Verder wordt momenteel onderzocht of bepaalde groepen personen met ADHD wellicht geen rijtest bij het CBR meer hoeven doen. Het CBR analyseerde hiervoor onlangs samen met de Rijksuniversiteit Groningen ruim 1.300 dossiers van mensen met ADHD die een rijtest aflegden en ook vulden zij een vragenlijst in. Er was niet veel interesse om die in te vullen, maar desondanks biedt de uitkomst een handvat om te bezien of de procedure kan worden aangepast.
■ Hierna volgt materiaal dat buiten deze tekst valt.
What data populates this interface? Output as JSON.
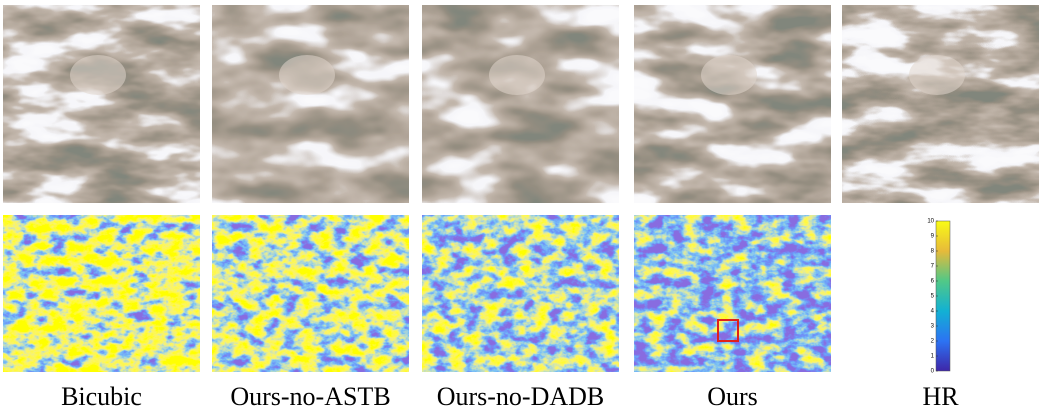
{
  "columns": [
    {
      "label": "Bicubic"
    },
    {
      "label": "Ours-no-ASTB"
    },
    {
      "label": "Ours-no-DADB"
    },
    {
      "label": "Ours"
    },
    {
      "label": "HR"
    }
  ],
  "colorbar": {
    "ticks": [
      0,
      1,
      2,
      3,
      4,
      5,
      6,
      7,
      8,
      9,
      10
    ]
  }
}
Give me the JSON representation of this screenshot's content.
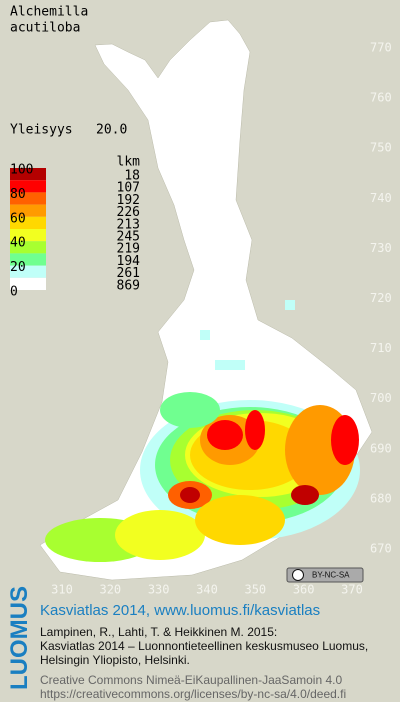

En ook wordt er gekeken naar de noodzaak van een rijtest voor mensen met een zogenoemd licht ziektebeeld. Van Nieuwenhuizen vindt dit allemaal zeer interessant, want zij vraagt zich af of bepaalde aandoeningen niet te makkelijk op één hoop worden gegooid. Liever ziet zij dat er binnen een bepaalde groep onderscheid wordt gemaakt tussen de aard van de klachten.